TOKIO/FRANKFURT. Während weltweit die Anleger mit Sorge auf die Entwicklung an den Märkten blicken, peilen Asiens Großbanken Kapitalerhöhungen in Milliardenhöhe an. In Japan will sich die Bank Mizuho Financial mit der Ausgabe von Stammaktien angeblich frisches Kapital in Höhe von einer Billion Yen (8,6 Mrd. Euro) besorgen. In China bereitet die Agricultural Bank of China den größten Börsengang der Welt vor - mit einem Doppellisting in Schanghai und Hongkong sollen im Juli rund 22 Mrd. Dollar (17 Mrd. Euro) in die Kasse gespült werden. In beiden Ländern planen weitere Banken ähnliche Schritte.

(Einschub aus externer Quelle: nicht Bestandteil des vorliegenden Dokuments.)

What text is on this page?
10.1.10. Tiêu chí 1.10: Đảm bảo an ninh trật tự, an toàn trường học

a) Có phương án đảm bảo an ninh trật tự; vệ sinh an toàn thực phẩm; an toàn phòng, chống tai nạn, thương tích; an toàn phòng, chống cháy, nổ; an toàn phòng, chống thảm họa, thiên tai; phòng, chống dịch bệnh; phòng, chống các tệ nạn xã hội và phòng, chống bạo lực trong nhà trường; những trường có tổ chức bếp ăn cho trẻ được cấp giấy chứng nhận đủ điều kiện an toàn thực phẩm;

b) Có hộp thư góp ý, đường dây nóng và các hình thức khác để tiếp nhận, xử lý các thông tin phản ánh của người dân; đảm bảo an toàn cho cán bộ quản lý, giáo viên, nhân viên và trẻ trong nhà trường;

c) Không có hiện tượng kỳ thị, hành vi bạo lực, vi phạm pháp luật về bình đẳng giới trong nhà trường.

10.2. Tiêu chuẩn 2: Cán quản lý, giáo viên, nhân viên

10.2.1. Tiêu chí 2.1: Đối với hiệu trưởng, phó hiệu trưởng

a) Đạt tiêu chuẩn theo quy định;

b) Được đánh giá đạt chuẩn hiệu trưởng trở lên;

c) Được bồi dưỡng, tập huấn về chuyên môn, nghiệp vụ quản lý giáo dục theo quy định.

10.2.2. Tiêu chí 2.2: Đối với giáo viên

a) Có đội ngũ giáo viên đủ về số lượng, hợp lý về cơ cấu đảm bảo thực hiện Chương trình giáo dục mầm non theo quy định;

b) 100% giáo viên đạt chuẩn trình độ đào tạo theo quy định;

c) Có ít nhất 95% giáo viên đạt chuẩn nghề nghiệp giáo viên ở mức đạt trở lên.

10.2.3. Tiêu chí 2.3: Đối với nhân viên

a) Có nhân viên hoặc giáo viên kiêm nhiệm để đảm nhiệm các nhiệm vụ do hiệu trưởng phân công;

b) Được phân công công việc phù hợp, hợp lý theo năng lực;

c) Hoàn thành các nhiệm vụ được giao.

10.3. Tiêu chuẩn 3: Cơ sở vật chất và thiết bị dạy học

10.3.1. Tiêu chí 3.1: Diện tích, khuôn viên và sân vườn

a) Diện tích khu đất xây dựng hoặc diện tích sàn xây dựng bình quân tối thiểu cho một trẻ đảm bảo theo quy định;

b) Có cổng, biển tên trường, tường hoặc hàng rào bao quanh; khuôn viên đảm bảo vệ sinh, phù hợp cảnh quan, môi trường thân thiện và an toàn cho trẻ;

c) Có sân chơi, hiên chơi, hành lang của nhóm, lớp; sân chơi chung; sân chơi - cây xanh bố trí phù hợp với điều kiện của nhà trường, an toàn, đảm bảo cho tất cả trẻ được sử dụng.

Hintergrund ist, dass die Banken in den beiden Wirtschaftsnationen plötzlich unter Druck stehen und dringend frisches Geld benötigen. Die japanischen Banken sind besonders hart von den Plänen der G20-Staaten für strengere Kapitalmarktregeln betroffen. Bisher konnten sie in ihr Eigenkapital die Werte ihrer Softwarepakete, Überkreuzbeteiligungen und künftige Steuererstattungen einrechnen. Nach den Plänen der Regulierer müssen diese Positionen nun aus dem Eigenkapital verschwinden. Allein diese "deffered tax deposits" machen laut Martin Schulz vom Fujitsu Research Institut in Tokio bislang rund ein Prozent der Eigenkapitaldecke aus.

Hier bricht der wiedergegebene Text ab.